Member of the Florida House of Representatives from the 13th district
- In office November 5, 1974 – November 2, 1976
- Preceded by: Leon McDonald
- Succeeded by: Wayne Hollingsworth

Personal details
- Born: November 12, 1942 McAlpin, Florida, U.S.
- Died: November 3, 2005 (aged 62) Lake City, Florida, U.S.
- Party: Democratic
- Spouse: Marcia Tucker
- Children: 2
- Education: University of Florida (B.A.)

Military service
- Allegiance: United States
- Branch/service: United States Marine Corps

= Pete Skinner =

American politician (1942–2005)

Sherrill N. "Pete" Skinner (November 12, 1942 – November 3, 2005) was an American politician from Florida. A member of the Democratic Party, he served as a member of the Florida House of Representatives from the 13th district from 1974 to 1976 and as a member of the Florida Senate from the 5th district from 1976 to 1982.

== Life and career ==
Skinner was born in McAlpin, Florida.
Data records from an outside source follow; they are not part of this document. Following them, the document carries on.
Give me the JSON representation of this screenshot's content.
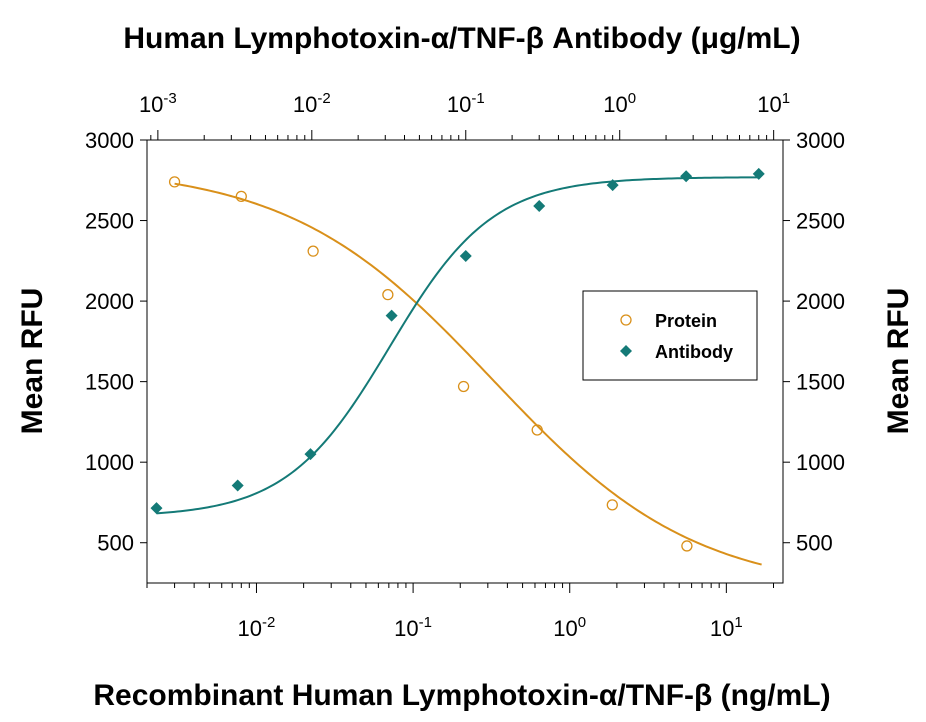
{
  "chart_data": {
    "type": "scatter",
    "title": "Human Lymphotoxin-α/TNF-β Antibody (μg/mL)",
    "xlabel": "Recombinant Human Lymphotoxin-α/TNF-β (ng/mL)",
    "ylabel_left": "Mean RFU",
    "ylabel_right": "Mean RFU",
    "x_scale": "log",
    "xlim": [
      0.002,
      23
    ],
    "ylim": [
      250,
      3000
    ],
    "y_ticks": [
      500,
      1000,
      1500,
      2000,
      2500,
      3000
    ],
    "y_tick_labels": [
      "500",
      "1000",
      "1500",
      "2000",
      "2500",
      "3000"
    ],
    "x_bottom_ticks": [
      {
        "base": "10",
        "exp": "-2",
        "value": 0.01
      },
      {
        "base": "10",
        "exp": "-1",
        "value": 0.1
      },
      {
        "base": "10",
        "exp": "0",
        "value": 1
      },
      {
        "base": "10",
        "exp": "1",
        "value": 10
      }
    ],
    "top_axis_scale": "log",
    "x_top_ticks": [
      {
        "base": "10",
        "exp": "-3",
        "value": 0.001
      },
      {
        "base": "10",
        "exp": "-2",
        "value": 0.01
      },
      {
        "base": "10",
        "exp": "-1",
        "value": 0.1
      },
      {
        "base": "10",
        "exp": "0",
        "value": 1
      },
      {
        "base": "10",
        "exp": "1",
        "value": 10
      }
    ],
    "top_axis_range": [
      0.00085,
      11.5
    ],
    "legend_position": "center-right",
    "series": [
      {
        "name": "Protein",
        "marker": "open-circle",
        "color": "#D9901A",
        "axis": "bottom",
        "x": [
          0.003,
          0.008,
          0.023,
          0.069,
          0.21,
          0.62,
          1.87,
          5.6
        ],
        "y": [
          2740,
          2650,
          2310,
          2040,
          1470,
          1200,
          735,
          480
        ],
        "curve": {
          "model": "4PL",
          "top": 2840,
          "bottom": 190,
          "ec50": 0.32,
          "hill": 0.67,
          "x_range": [
            0.003,
            16.8
          ]
        }
      },
      {
        "name": "Antibody",
        "marker": "filled-diamond",
        "color": "#147A77",
        "axis": "top",
        "x": [
          0.00098,
          0.0033,
          0.0098,
          0.033,
          0.1,
          0.3,
          0.9,
          2.7,
          8.0
        ],
        "y": [
          715,
          855,
          1050,
          1910,
          2280,
          2590,
          2720,
          2775,
          2790
        ],
        "curve": {
          "model": "4PL",
          "top": 2770,
          "bottom": 660,
          "ec50": 0.032,
          "hill": 1.3,
          "x_range": [
            0.00098,
            8.0
          ]
        }
      }
    ]
  }
}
He attended the University of Florida.

In 1974, Skinner was elected to represent the 13th district of the Florida House of Representatives, succeeding Leon McDonald. He served until 1976, when he was succeeded by Wayne Hollingsworth. In the same year, he was elected to represent the 5th district of the Florida Senate, serving until 1982.

Skinner died on November 3, 2005, at the age of 62.